Hastalar için “nikotinik asit” tabiri nikotin ile ilişkilendirilebileceği ve olumsuz bir tutuma neden olabileceği için literatürde ve klinik uygulamada “niasin” kelimesi kullanılmaktadır. Nikotinik asit, belirgin bir antipruritik, anti-inflamatuar ve detoks etkisine sahiptir ve ayrıca vazodilatör, fotosensitizasyon ve sedatif etki sağlar.

10-15 gün boyunca yemeklerden sonra günde 2-3 kez 0,003 ila 0,03 g veya 0,05 g uygulayın. Kas içi veya intravenöz uygulama için haftada 2-3 kez 0,3-1,0 ml miktarında% 1'lik bir çözelti kullanın.

Tedavi süreci- 10-15 enjeksiyon. B2 vitamininin (riboflavin) nikotinik asidin etkisini arttırdığı ve kombinasyon halinde kullanıldığında dozunun azaldığı unutulmamalıdır.

Orotik asidin potasyum tuzu (potasyum orotat)

Egzama, nörodermatit, eritroderma, epidermolizis bülloza tedavisinde detoksifikasyon ve metabolik süreçlerin normalleştirilmesi amacıyla kullanılır. Potasyumun orotik asitle bileşiği çok güçlü, organiktir ve bu nedenle potasyum orotat bir potasyum donörü değildir.

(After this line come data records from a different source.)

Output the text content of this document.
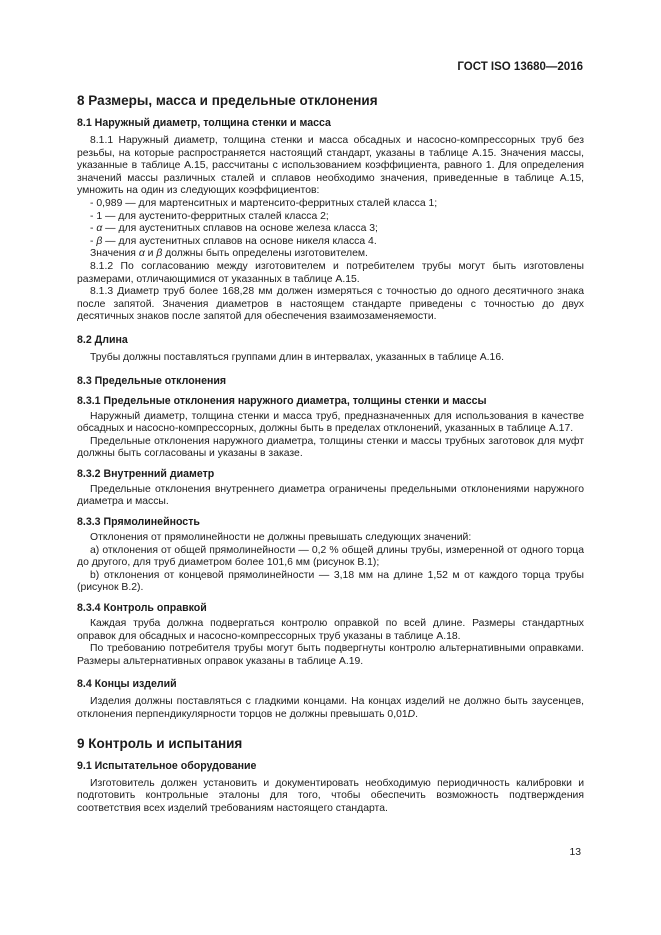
ГОСТ ISO 13680—2016
8 Размеры, масса и предельные отклонения
8.1 Наружный диаметр, толщина стенки и масса

8.1.1 Наружный диаметр, толщина стенки и масса обсадных и насосно-компрессорных труб без резьбы, на которые распространяется настоящий стандарт, указаны в таблице А.15. Значения массы, указанные в таблице А.15, рассчитаны с использованием коэффициента, равного 1. Для определения значений массы различных сталей и сплавов необходимо значения, приведенные в таблице А.15, умножить на один из следующих коэффициентов:

- 0,989 — для мартенситных и мартенсито-ферритных сталей класса 1;

- 1 — для аустенито-ферритных сталей класса 2;

- α — для аустенитных сплавов на основе железа класса 3;

- β — для аустенитных сплавов на основе никеля класса 4.

Значения α и β должны быть определены изготовителем.

8.1.2 По согласованию между изготовителем и потребителем трубы могут быть изготовлены размерами, отличающимися от указанных в таблице А.15.

8.1.3 Диаметр труб более 168,28 мм должен измеряться с точностью до одного десятичного знака после запятой. Значения диаметров в настоящем стандарте приведены с точностью до двух десятичных знаков после запятой для обеспечения взаимозаменяемости.

8.2 Длина

Трубы должны поставляться группами длин в интервалах, указанных в таблице А.16.

8.3 Предельные отклонения
8.3.1 Предельные отклонения наружного диаметра, толщины стенки и массы

Наружный диаметр, толщина стенки и масса труб, предназначенных для использования в качестве обсадных и насосно-компрессорных, должны быть в пределах отклонений, указанных в таблице А.17.

Предельные отклонения наружного диаметра, толщины стенки и массы трубных заготовок для муфт должны быть согласованы и указаны в заказе.

8.3.2 Внутренний диаметр

Предельные отклонения внутреннего диаметра ограничены предельными отклонениями наружного диаметра и массы.

8.3.3 Прямолинейность

Отклонения от прямолинейности не должны превышать следующих значений:

a) отклонения от общей прямолинейности — 0,2 % общей длины трубы, измеренной от одного торца до другого, для труб диаметром более 101,6 мм (рисунок В.1);

b) отклонения от концевой прямолинейности — 3,18 мм на длине 1,52 м от каждого торца трубы (рисунок В.2).

8.3.4 Контроль оправкой

Каждая труба должна подвергаться контролю оправкой по всей длине. Размеры стандартных оправок для обсадных и насосно-компрессорных труб указаны в таблице А.18.

По требованию потребителя трубы могут быть подвергнуты контролю альтернативными оправками. Размеры альтернативных оправок указаны в таблице А.19.

8.4 Концы изделий

Изделия должны поставляться с гладкими концами. На концах изделий не должно быть заусенцев, отклонения перпендикулярности торцов не должны превышать 0,01D.

9 Контроль и испытания
9.1 Испытательное оборудование

Изготовитель должен установить и документировать необходимую периодичность калибровки и подготовить контрольные эталоны для того, чтобы обеспечить возможность подтверждения соответствия всех изделий требованиям настоящего стандарта.

13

Glukokortikoidlerle kompleks tedavide potasyum orotat, hipokalemiyi telafi etmek için değil, karaciğer enzimlerinin sentezini aktive etmek ve anabolik fonksiyonları gerçekleştirmek için kullanılır. Potasyum orotatı, yemeklerden 1 saat önce veya yemeklerden 4 saat sonra, 20 gün boyunca günde 1 kg vücut ağırlığı başına 10-20 mg (2-3 dozda) oranında ağızdan reçete edin.